We have previously shown, through transfection experiments, that the murine B7 (mB7) molecule, a ligand for the CD28 and CTLA-4 receptors, is a sufficient costimulatory signal for the antigen-specific and major histocompatibility complex (MHC)-restricted activation of murine CD4(+) T lymphocytes. In addition to mB7, another ligand with affinity for CTLA-4 has been described on spleen cells. Here we report our studies on the expression and function of these molecules on murine Langerhans cells (LC). Both anti-mB7 monoclonal antibody (mAb) 16-10A1 and human CTLA4Ig (hCTLA4Ig), a chimeric fusion protein consisting of the extracellular domain of human CLTA-4 and the constant domain of human IgG1, detected antigens(s) on cultured but not freshly isolated LC. Preincubation of cultured LC with anti-mB7 mAb did not significantly affect binding of hCTLA4Ig to these cells. This result demonstrate the existence of at least one other ligand for the CLTA-4 receptor on cultured LC. Functional studies revealed that the costimulatory activity of LC was inhibited better by hCTLA4Ig than by the anti-mB7 mAb. This differential effect was seen in the case of both alloreactive and antigen-specific, syngeneic T cell responses.
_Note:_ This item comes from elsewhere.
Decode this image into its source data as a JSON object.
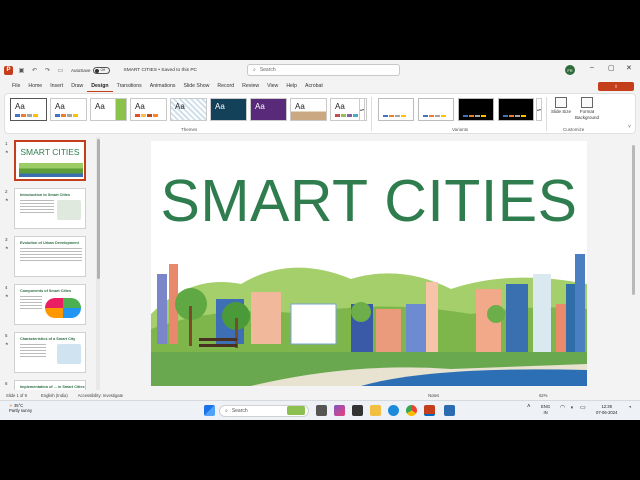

These findings suggest that the non-mB7-ligand for CTLA-4 is functional and participates in the induction of immune responses by LC. Importantly, even synergistic combinations of anti-mB7 mAb and hCTLA4Ig did not inhibit completely the activity of LC. These findings therefore raise the possibility that LC express other costimulatory ligands besides mB7 and related family members.